After two days of supplementation, Tfr2 mRNA level were 78 % lower in the DFE group than in the C group (p < 0.05); after 10 days, TfR2 levels in the FEFOL group were 82 % lower than in the C and the DFE group (p < 0.01). However, we did not find any differences at the protein level at any time-point. Hepcidin concentrations were higher in the DFE and the DFEFOL groups than in the D group after 21 days of supplementation (p < 0.01). Transcript and protein abundance of Slc19a1 gene did not differ between the groups at any time-point.

Iron metabolism was affected by iron and folate deficiency and subsequent supplementation with these micronutrients, but TFR2 protein was not involved in the regulatory mechanism. Hepcidin expression can be are upregulated after 21 days of supplementation with 150 mg of iron/ kg of diet.
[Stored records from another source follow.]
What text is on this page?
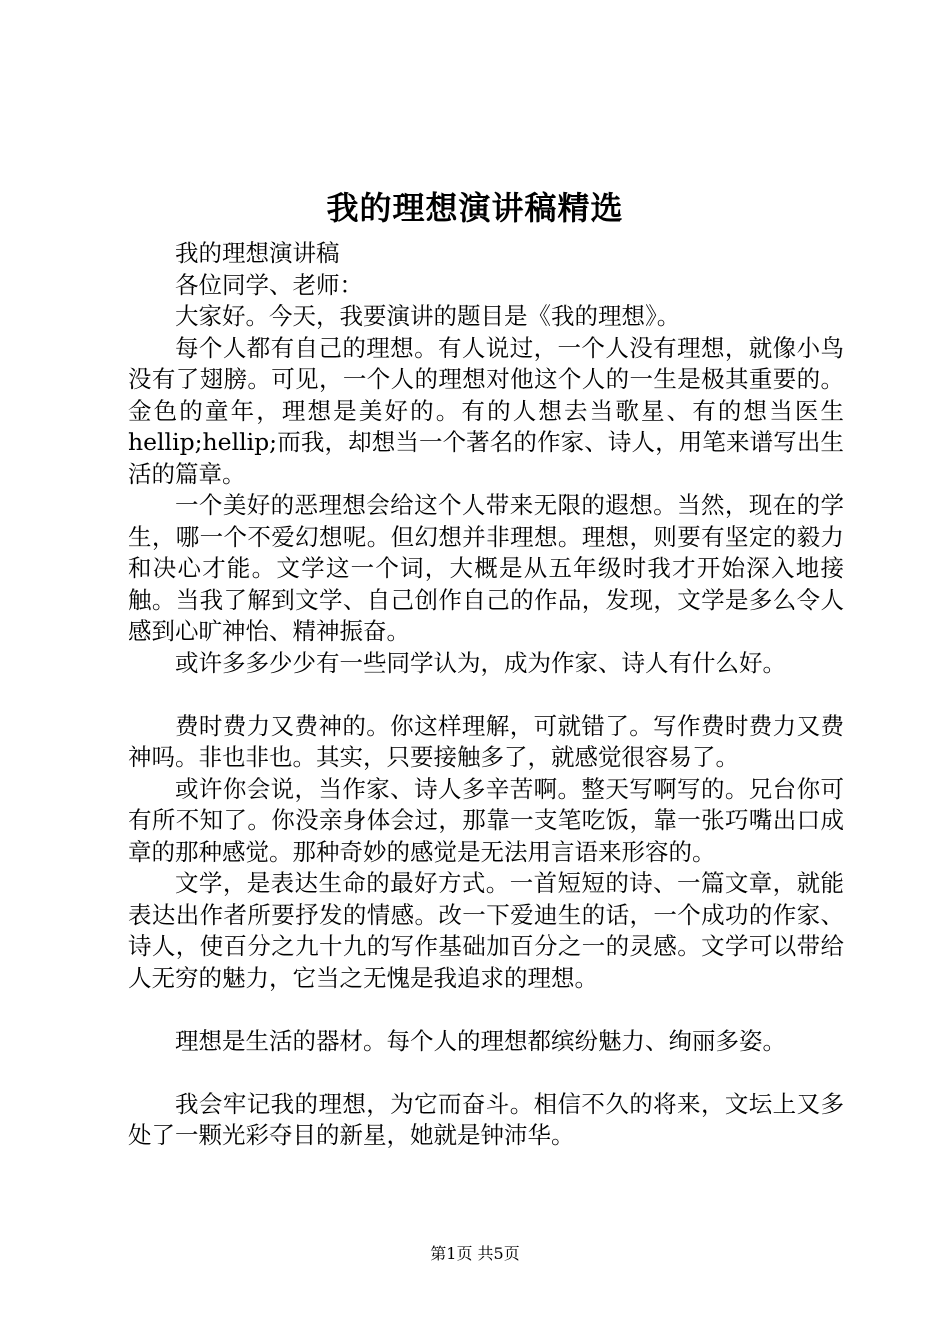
我的理想演讲稿精选

我的理想演讲稿

各位同学、老师：

大家好。今天，我要演讲的题目是《我的理想》。

每个人都有自己的理想。有人说过，一个人没有理想，就像小鸟没有了翅膀。可见，一个人的理想对他这个人的一生是极其重要的。金色的童年，理想是美好的。有的人想去当歌星、有的想当医生hellip;hellip;而我，却想当一个著名的作家、诗人，用笔来谱写出生活的篇章。

一个美好的恶理想会给这个人带来无限的遐想。当然，现在的学生，哪一个不爱幻想呢。但幻想并非理想。理想，则要有坚定的毅力和决心才能。文学这一个词，大概是从五年级时我才开始深入地接触。当我了解到文学、自己创作自己的作品，发现，文学是多么令人感到心旷神怡、精神振奋。

或许多多少少有一些同学认为，成为作家、诗人有什么好。

费时费力又费神的。你这样理解，可就错了。写作费时费力又费神吗。非也非也。其实，只要接触多了，就感觉很容易了。

或许你会说，当作家、诗人多辛苦啊。整天写啊写的。兄台你可有所不知了。你没亲身体会过，那靠一支笔吃饭，靠一张巧嘴出口成章的那种感觉。那种奇妙的感觉是无法用言语来形容的。

文学，是表达生命的最好方式。一首短短的诗、一篇文章，就能表达出作者所要抒发的情感。改一下爱迪生的话，一个成功的作家、诗人，使百分之九十九的写作基础加百分之一的灵感。文学可以带给人无穷的魅力，它当之无愧是我追求的理想。

理想是生活的器材。每个人的理想都缤纷魅力、绚丽多姿。

我会牢记我的理想，为它而奋斗。相信不久的将来，文坛上又多处了一颗光彩夺目的新星，她就是钟沛华。

第1页 共5页
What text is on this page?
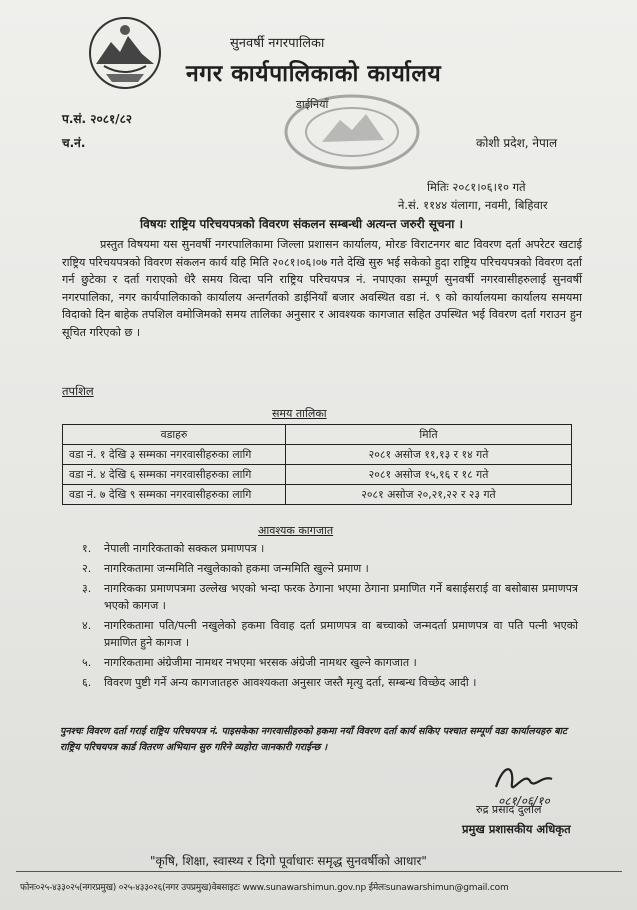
सुनवर्षी नगरपालिका
नगर कार्यपालिकाको कार्यालय
डाईनियाँ
प.सं. २०८१/८२
च.नं.	कोशी प्रदेश, नेपाल
मितिः २०८१।०६।१० गते
ने.सं. ११४४ यंलागा, नवमी, बिहिवार
विषयः राष्ट्रिय परिचयपत्रको विवरण संकलन सम्बन्धी अत्यन्त जरुरी सूचना ।

प्रस्तुत विषयमा यस सुनवर्षी नगरपालिकामा जिल्ला प्रशासन कार्यालय, मोरङ विराटनगर बाट विवरण दर्ता अपरेटर खटाई राष्ट्रिय परिचयपत्रको विवरण संकलन कार्य यहि मिति २०८१।०६।०७ गते देखि सुरु भई सकेको हुदा राष्ट्रिय परिचयपत्रको विवरण दर्ता गर्न छुटेका र दर्ता गराएको धेरै समय वित्दा पनि राष्ट्रिय परिचयपत्र नं. नपाएका सम्पूर्ण सुनवर्षी नगरवासीहरुलाई सुनवर्षी नगरपालिका, नगर कार्यपालिकाको कार्यालय अन्तर्गतको डाईनियाँ बजार अवस्थित वडा नं. ९ को कार्यालयमा कार्यालय समयमा विदाको दिन बाहेक तपशिल वमोजिमको समय तालिका अनुसार र आवश्यक कागजात सहित उपस्थित भई विवरण दर्ता गराउन हुन सूचित गरिएको छ ।

तपशिल
समय तालिका
वडाहरु	मिति
वडा नं. १ देखि ३ सम्मका नगरवासीहरुका लागि	२०८१ असोज ११,१३ र १४ गते
वडा नं. ४ देखि ६ सम्मका नगरवासीहरुका लागि	२०८१ असोज १५,१६ र १८ गते
वडा नं. ७ देखि ९ सम्मका नगरवासीहरुका लागि	२०८१ असोज २०,२१,२२ र २३ गते
आवश्यक कागजात
१. नेपाली नागरिकताको सक्कल प्रमाणपत्र ।
२. नागरिकतामा जन्ममिति नखुलेकाको हकमा जन्ममिति खुल्ने प्रमाण ।
३. नागरिकका प्रमाणपत्रमा उल्लेख भएको भन्दा फरक ठेगाना भएमा ठेगाना प्रमाणित गर्ने बसाईसराई वा बसोबास प्रमाणपत्र भएको कागज ।
४. नागरिकतामा पति/पत्नी नखुलेको हकमा विवाह दर्ता प्रमाणपत्र वा बच्चाको जन्मदर्ता प्रमाणपत्र वा पति पत्नी भएको प्रमाणित हुने कागज ।
५. नागरिकतामा अंग्रेजीमा नामथर नभएमा भरसक अंग्रेजी नामथर खुल्ने कागजात ।
६. विवरण पुष्टी गर्ने अन्य कागजातहरु आवश्यकता अनुसार जस्तै मृत्यु दर्ता, सम्बन्ध विच्छेद आदी ।
पुनश्चः विवरण दर्ता गराई राष्ट्रिय परिचयपत्र नं. पाइसकेका नगरवासीहरुको हकमा नयाँ विवरण दर्ता कार्य सकिए पश्चात सम्पूर्ण वडा कार्यालयहरु बाट राष्ट्रिय परिचयपत्र कार्ड वितरण अभियान सुरु गरिने व्यहोरा जानकारी गराईन्छ ।
०८१/०६/१०
रुद्र प्रसाद दुलाल
प्रमुख प्रशासकीय अधिकृत
"कृषि, शिक्षा, स्वास्थ्य र दिगो पूर्वाधारः समृद्ध सुनवर्षीको आधार"
फोनः०२५-४३३०२५(नगरप्रमुख) ०२५-४३३०२६(नगर उपप्रमुख)वेबसाइटः www.sunawarshimun.gov.np ईमेलःsunawarshimun@gmail.com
本研究的目的是确定叶酸和铁缺乏以及随后用这些营养素补充大鼠饮食如何影响Slc19a1和Tfr2基因表达以及叶酸和铁的代谢。在缺铁 - 叶酸 28 天后，150 只雌性大鼠被随机分为五个实验组，分别接受缺乏叶酸 (FA) 的饮食、补充铁的饮食 (DFE)、补充有 FA 的缺铁饮食 (DFOL)、补充铁和 FA (FEFOL) 的饮食，以及缺乏铁和 FA (D) 的饮食；还有一个对照组（C）。在实验的第 2、10 和 21 天收集样品。

补充两天后，DFE 组的Tfr2 mRNA 水平比 C 组低 78%（p < 0.05）；10 天后，FEFOL 组的TfR2水平比 C 和 DFE 组低 82%（p < 0.01）。然而，我们在任何时间点都没有发现蛋白质水平的任何差异。补充 21 天后，DFE 和 DFEFOL 组的铁调素浓度高于 D 组（p < 0.01）。Slc19a1基因的转录本和蛋白质丰度在任何时间点组间均无差异。

铁代谢受到铁和叶酸缺乏以及随后补充这些微量营养素的影响，但 TFR2 蛋白不参与调节机制。铁调素表达可以在补充 150 毫克铁/公斤饮食 21 天后上调。